Japan Times
READERS IN COUNCIL
March 22, 2000
In response to Chris Whitney’s March 15 letter, “Humility would go a long way,” I would like to make it clear that I have never said that Iris Chang’s book, “The Rape of Nanking,” is the “work of a rightwing loony.” If Whitney had been paying close attention to my March 1 letter, “West has yet to apologize,” he would note that the rightwing loonies to whom I referred were those whom Gregory Clark, in his February 7 article, “The Nanjing number game,” was venting his understandable wrath on.
Furthermore, I have never said that the West needs to apologize to Japan for African slavery. For that matter, I have never demanded that the West should apologize (which it probably never will anyway) for the past acts of butchery and enslavement it unleashed upon other nations and peoples.

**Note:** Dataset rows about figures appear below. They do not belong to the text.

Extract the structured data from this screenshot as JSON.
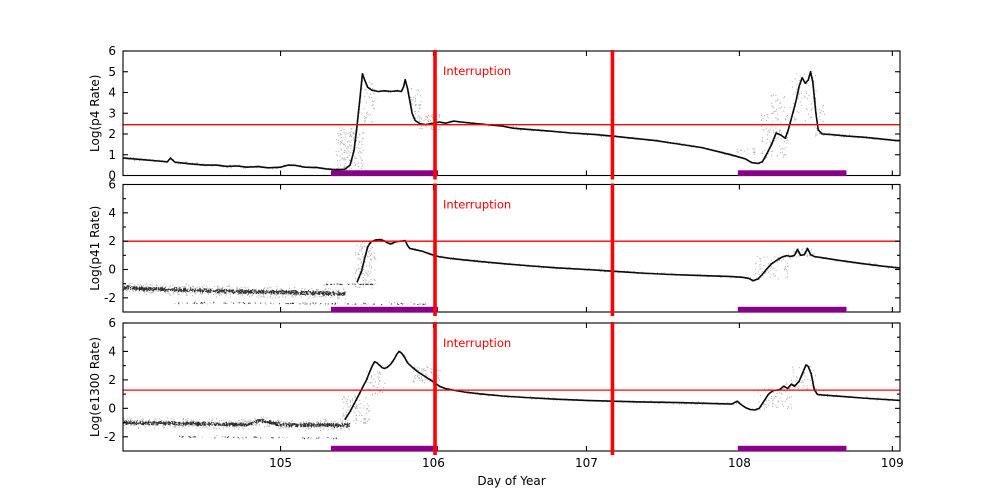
{
  "figure": {
    "background": "#ffffff"
  },
  "chart_data": {
    "type": "scatter",
    "title": "",
    "xlabel": "Day of Year",
    "xlim": [
      103.97,
      109.05
    ],
    "xticks": [
      105,
      106,
      107,
      108,
      109
    ],
    "grid": false,
    "legend": "none",
    "colors": {
      "trace": "#000000",
      "threshold": "#ff0000",
      "interruption": "#ff0000",
      "bar": "#870087"
    },
    "interruption": {
      "label": "Interruption",
      "days": [
        106.01,
        107.17
      ]
    },
    "coverage_bars": [
      [
        105.33,
        106.03
      ],
      [
        107.99,
        108.7
      ]
    ],
    "panels": [
      {
        "ylabel": "Log(p4 Rate)",
        "ylim": [
          0,
          6
        ],
        "yticks_major": [
          0,
          1,
          2,
          3,
          4,
          5,
          6
        ],
        "yticks_minor": [],
        "threshold": 2.45,
        "trace": [
          [
            103.97,
            0.85
          ],
          [
            104.1,
            0.76
          ],
          [
            104.2,
            0.7
          ],
          [
            104.26,
            0.66
          ],
          [
            104.28,
            0.84
          ],
          [
            104.31,
            0.64
          ],
          [
            104.4,
            0.57
          ],
          [
            104.5,
            0.5
          ],
          [
            104.58,
            0.5
          ],
          [
            104.65,
            0.44
          ],
          [
            104.72,
            0.46
          ],
          [
            104.78,
            0.4
          ],
          [
            104.85,
            0.43
          ],
          [
            104.92,
            0.37
          ],
          [
            105.0,
            0.4
          ],
          [
            105.05,
            0.5
          ],
          [
            105.1,
            0.48
          ],
          [
            105.16,
            0.4
          ],
          [
            105.24,
            0.38
          ],
          [
            105.3,
            0.32
          ],
          [
            105.36,
            0.28
          ],
          [
            105.42,
            0.3
          ],
          [
            105.455,
            0.5
          ],
          [
            105.48,
            1.2
          ],
          [
            105.5,
            2.4
          ],
          [
            105.52,
            3.8
          ],
          [
            105.535,
            4.9
          ],
          [
            105.55,
            4.6
          ],
          [
            105.57,
            4.25
          ],
          [
            105.6,
            4.1
          ],
          [
            105.64,
            4.05
          ],
          [
            105.68,
            4.08
          ],
          [
            105.72,
            4.05
          ],
          [
            105.76,
            4.08
          ],
          [
            105.79,
            4.05
          ],
          [
            105.805,
            4.3
          ],
          [
            105.815,
            4.62
          ],
          [
            105.83,
            4.2
          ],
          [
            105.845,
            3.6
          ],
          [
            105.86,
            3.0
          ],
          [
            105.88,
            2.65
          ],
          [
            105.91,
            2.5
          ],
          [
            105.95,
            2.45
          ],
          [
            106.0,
            2.52
          ],
          [
            106.04,
            2.58
          ],
          [
            106.08,
            2.52
          ],
          [
            106.13,
            2.62
          ],
          [
            106.18,
            2.58
          ],
          [
            106.25,
            2.52
          ],
          [
            106.35,
            2.45
          ],
          [
            106.45,
            2.38
          ],
          [
            106.52,
            2.28
          ],
          [
            106.62,
            2.22
          ],
          [
            106.75,
            2.15
          ],
          [
            106.9,
            2.05
          ],
          [
            107.05,
            1.98
          ],
          [
            107.17,
            1.9
          ],
          [
            107.3,
            1.8
          ],
          [
            107.45,
            1.68
          ],
          [
            107.6,
            1.52
          ],
          [
            107.75,
            1.35
          ],
          [
            107.88,
            1.12
          ],
          [
            107.97,
            0.95
          ],
          [
            108.0,
            0.88
          ],
          [
            108.04,
            0.8
          ],
          [
            108.08,
            0.62
          ],
          [
            108.12,
            0.58
          ],
          [
            108.15,
            0.66
          ],
          [
            108.18,
            1.05
          ],
          [
            108.21,
            1.5
          ],
          [
            108.24,
            2.05
          ],
          [
            108.27,
            1.95
          ],
          [
            108.3,
            1.8
          ],
          [
            108.32,
            2.2
          ],
          [
            108.345,
            2.9
          ],
          [
            108.37,
            3.6
          ],
          [
            108.39,
            4.3
          ],
          [
            108.41,
            4.72
          ],
          [
            108.43,
            4.45
          ],
          [
            108.45,
            4.6
          ],
          [
            108.465,
            5.0
          ],
          [
            108.48,
            4.5
          ],
          [
            108.5,
            3.0
          ],
          [
            108.515,
            2.2
          ],
          [
            108.54,
            2.0
          ],
          [
            108.6,
            1.97
          ],
          [
            108.7,
            1.9
          ],
          [
            108.8,
            1.85
          ],
          [
            108.9,
            1.78
          ],
          [
            109.0,
            1.7
          ],
          [
            109.05,
            1.67
          ]
        ],
        "noise_bands": [],
        "scatter": [
          {
            "x0": 105.36,
            "x1": 105.54,
            "y0": 0.15,
            "y1": 2.3,
            "n": 170
          },
          {
            "x0": 105.54,
            "x1": 105.62,
            "y0": 2.5,
            "y1": 4.6,
            "n": 40
          },
          {
            "x0": 105.84,
            "x1": 105.92,
            "y0": 2.7,
            "y1": 4.2,
            "n": 40
          },
          {
            "x0": 105.9,
            "x1": 106.04,
            "y0": 2.2,
            "y1": 2.95,
            "n": 60
          },
          {
            "x0": 107.96,
            "x1": 108.1,
            "y0": 1.0,
            "y1": 1.45,
            "n": 15
          },
          {
            "x0": 108.14,
            "x1": 108.32,
            "y0": 0.8,
            "y1": 3.0,
            "n": 95
          },
          {
            "x0": 108.2,
            "x1": 108.3,
            "y0": 2.8,
            "y1": 3.9,
            "n": 25
          },
          {
            "x0": 108.32,
            "x1": 108.5,
            "y0": 2.6,
            "y1": 4.9,
            "n": 60
          },
          {
            "x0": 108.48,
            "x1": 108.56,
            "y0": 1.9,
            "y1": 3.4,
            "n": 25
          }
        ]
      },
      {
        "ylabel": "Log(p41 Rate)",
        "ylim": [
          -3,
          6
        ],
        "yticks_major": [
          -2,
          0,
          2,
          4,
          6
        ],
        "yticks_minor": [
          -1,
          1,
          3,
          5
        ],
        "threshold": 2.0,
        "trace": [
          [
            105.5,
            -0.9
          ],
          [
            105.53,
            -0.1
          ],
          [
            105.55,
            0.8
          ],
          [
            105.57,
            1.6
          ],
          [
            105.59,
            1.95
          ],
          [
            105.62,
            2.08
          ],
          [
            105.65,
            2.12
          ],
          [
            105.68,
            2.02
          ],
          [
            105.7,
            1.88
          ],
          [
            105.72,
            1.8
          ],
          [
            105.75,
            1.95
          ],
          [
            105.78,
            2.0
          ],
          [
            105.8,
            2.02
          ],
          [
            105.815,
            2.05
          ],
          [
            105.83,
            1.7
          ],
          [
            105.845,
            1.48
          ],
          [
            105.88,
            1.4
          ],
          [
            105.93,
            1.28
          ],
          [
            105.98,
            1.08
          ],
          [
            106.03,
            0.92
          ],
          [
            106.1,
            0.8
          ],
          [
            106.2,
            0.68
          ],
          [
            106.3,
            0.57
          ],
          [
            106.45,
            0.42
          ],
          [
            106.6,
            0.28
          ],
          [
            106.8,
            0.12
          ],
          [
            107.0,
            0.0
          ],
          [
            107.17,
            -0.12
          ],
          [
            107.35,
            -0.25
          ],
          [
            107.55,
            -0.35
          ],
          [
            107.75,
            -0.43
          ],
          [
            107.95,
            -0.5
          ],
          [
            108.02,
            -0.55
          ],
          [
            108.06,
            -0.62
          ],
          [
            108.09,
            -0.78
          ],
          [
            108.12,
            -0.68
          ],
          [
            108.15,
            -0.35
          ],
          [
            108.18,
            0.05
          ],
          [
            108.21,
            0.4
          ],
          [
            108.25,
            0.7
          ],
          [
            108.28,
            0.88
          ],
          [
            108.31,
            0.98
          ],
          [
            108.335,
            0.92
          ],
          [
            108.36,
            1.0
          ],
          [
            108.38,
            1.42
          ],
          [
            108.4,
            1.0
          ],
          [
            108.425,
            1.05
          ],
          [
            108.445,
            1.5
          ],
          [
            108.465,
            1.05
          ],
          [
            108.49,
            0.92
          ],
          [
            108.55,
            0.82
          ],
          [
            108.65,
            0.65
          ],
          [
            108.8,
            0.42
          ],
          [
            108.95,
            0.22
          ],
          [
            109.05,
            0.1
          ]
        ],
        "noise_bands": [
          {
            "centers": [
              [
                103.97,
                -1.3
              ],
              [
                104.5,
                -1.5
              ],
              [
                105.0,
                -1.6
              ],
              [
                105.42,
                -1.72
              ]
            ],
            "spread": 0.35,
            "n": 1500
          },
          {
            "centers": [
              [
                104.3,
                -2.35
              ],
              [
                105.95,
                -2.45
              ]
            ],
            "spread": 0.12,
            "n": 110
          },
          {
            "centers": [
              [
                105.28,
                -1.05
              ],
              [
                105.6,
                -1.05
              ]
            ],
            "spread": 0.05,
            "n": 45
          }
        ],
        "scatter": [
          {
            "x0": 105.48,
            "x1": 105.62,
            "y0": -1.3,
            "y1": 1.9,
            "n": 110
          },
          {
            "x0": 108.1,
            "x1": 108.32,
            "y0": -0.7,
            "y1": 1.0,
            "n": 60
          },
          {
            "x0": 108.32,
            "x1": 108.5,
            "y0": 0.8,
            "y1": 1.5,
            "n": 30
          }
        ]
      },
      {
        "ylabel": "Log(e1300 Rate)",
        "ylim": [
          -3,
          6
        ],
        "yticks_major": [
          -2,
          0,
          2,
          4,
          6
        ],
        "yticks_minor": [
          -1,
          1,
          3,
          5
        ],
        "threshold": 1.28,
        "trace": [
          [
            105.42,
            -0.8
          ],
          [
            105.45,
            -0.3
          ],
          [
            105.48,
            0.3
          ],
          [
            105.51,
            0.9
          ],
          [
            105.54,
            1.55
          ],
          [
            105.56,
            1.95
          ],
          [
            105.58,
            2.5
          ],
          [
            105.6,
            3.0
          ],
          [
            105.615,
            3.28
          ],
          [
            105.63,
            3.2
          ],
          [
            105.65,
            3.0
          ],
          [
            105.665,
            2.85
          ],
          [
            105.68,
            2.8
          ],
          [
            105.7,
            2.9
          ],
          [
            105.72,
            3.1
          ],
          [
            105.745,
            3.5
          ],
          [
            105.76,
            3.8
          ],
          [
            105.775,
            4.0
          ],
          [
            105.79,
            3.9
          ],
          [
            105.81,
            3.6
          ],
          [
            105.83,
            3.2
          ],
          [
            105.86,
            2.9
          ],
          [
            105.9,
            2.55
          ],
          [
            105.95,
            2.2
          ],
          [
            106.0,
            1.85
          ],
          [
            106.04,
            1.55
          ],
          [
            106.08,
            1.38
          ],
          [
            106.13,
            1.28
          ],
          [
            106.2,
            1.15
          ],
          [
            106.3,
            1.02
          ],
          [
            106.45,
            0.87
          ],
          [
            106.6,
            0.76
          ],
          [
            106.8,
            0.64
          ],
          [
            107.0,
            0.56
          ],
          [
            107.17,
            0.5
          ],
          [
            107.4,
            0.44
          ],
          [
            107.6,
            0.4
          ],
          [
            107.8,
            0.35
          ],
          [
            107.95,
            0.3
          ],
          [
            107.985,
            0.5
          ],
          [
            108.01,
            0.27
          ],
          [
            108.04,
            0.05
          ],
          [
            108.07,
            -0.08
          ],
          [
            108.1,
            -0.12
          ],
          [
            108.13,
            0.0
          ],
          [
            108.16,
            0.5
          ],
          [
            108.19,
            1.0
          ],
          [
            108.22,
            1.25
          ],
          [
            108.26,
            1.3
          ],
          [
            108.29,
            1.55
          ],
          [
            108.315,
            1.4
          ],
          [
            108.34,
            1.7
          ],
          [
            108.36,
            1.55
          ],
          [
            108.39,
            1.9
          ],
          [
            108.41,
            2.4
          ],
          [
            108.435,
            3.05
          ],
          [
            108.45,
            2.95
          ],
          [
            108.47,
            2.4
          ],
          [
            108.49,
            1.3
          ],
          [
            108.51,
            0.98
          ],
          [
            108.55,
            0.93
          ],
          [
            108.65,
            0.85
          ],
          [
            108.8,
            0.73
          ],
          [
            108.95,
            0.62
          ],
          [
            109.05,
            0.56
          ]
        ],
        "noise_bands": [
          {
            "centers": [
              [
                103.97,
                -1.0
              ],
              [
                104.78,
                -1.15
              ],
              [
                104.86,
                -0.85
              ],
              [
                105.0,
                -1.15
              ],
              [
                105.45,
                -1.2
              ]
            ],
            "spread": 0.32,
            "n": 1500
          },
          {
            "centers": [
              [
                104.3,
                -2.0
              ],
              [
                105.4,
                -2.1
              ]
            ],
            "spread": 0.1,
            "n": 55
          }
        ],
        "scatter": [
          {
            "x0": 105.4,
            "x1": 105.58,
            "y0": -1.1,
            "y1": 0.9,
            "n": 90
          },
          {
            "x0": 105.56,
            "x1": 105.68,
            "y0": 0.9,
            "y1": 2.6,
            "n": 40
          },
          {
            "x0": 105.86,
            "x1": 106.04,
            "y0": 1.8,
            "y1": 3.0,
            "n": 70
          },
          {
            "x0": 108.12,
            "x1": 108.34,
            "y0": -0.1,
            "y1": 1.4,
            "n": 60
          },
          {
            "x0": 108.3,
            "x1": 108.5,
            "y0": 1.2,
            "y1": 3.0,
            "n": 45
          }
        ]
      }
    ]
  }
}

Rather, I have stated that Britain and the United States have not apologized for past imperial acts of aggression and atrocities, and that if Clark was in such a crusading mood for justice, he should vent his indignation on the mainstream elements of British and American society as well as on the lunatic fringe of Japan.

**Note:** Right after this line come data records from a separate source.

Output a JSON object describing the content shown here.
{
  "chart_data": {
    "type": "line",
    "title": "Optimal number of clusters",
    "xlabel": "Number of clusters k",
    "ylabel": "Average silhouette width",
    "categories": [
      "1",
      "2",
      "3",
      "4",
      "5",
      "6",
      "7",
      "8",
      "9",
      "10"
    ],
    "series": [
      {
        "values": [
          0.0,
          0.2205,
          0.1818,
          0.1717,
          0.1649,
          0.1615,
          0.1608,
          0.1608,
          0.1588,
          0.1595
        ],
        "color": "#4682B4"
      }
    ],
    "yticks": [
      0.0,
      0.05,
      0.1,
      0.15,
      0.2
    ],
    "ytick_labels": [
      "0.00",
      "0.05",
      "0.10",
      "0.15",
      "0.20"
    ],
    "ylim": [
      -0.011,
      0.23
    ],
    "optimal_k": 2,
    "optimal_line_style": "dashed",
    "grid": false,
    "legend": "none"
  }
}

Whitney should be aware that I found it perplexing that Clark had become preoccupied with the lunatic-fringe elements of Japanese society. Clark goes to the extent of saying, “While Germany today apologizes, Japan prevaricates.” This is simply not true. There are many educated Japanese who are aware of past aggressions that Imperial Japan committed and are cognizant of the burdens of history that the Japanese people will have to bear. Japan has officially apologized for its past aggressive actions, as can be seen from the statements of apology made by recent prime ministers such as Hosokawa Morihiro, Murayama Tomichi, and Hashimoto Ryutaro. In 1998, Prime Minister Obuchi Keizo issued a written apology for Japan’s 35-year colonization of Korea. Last September, a Tokyo district court issued a statement acknowledging the responsibility of Imperial Japan for perpetrating the Nanjing Massacre. Whitney should note that Clark did not bother to mention about any of these points at all in his article and gives, in my opinion, a totally lopsided view of Japanese attitudes toward its imperial past.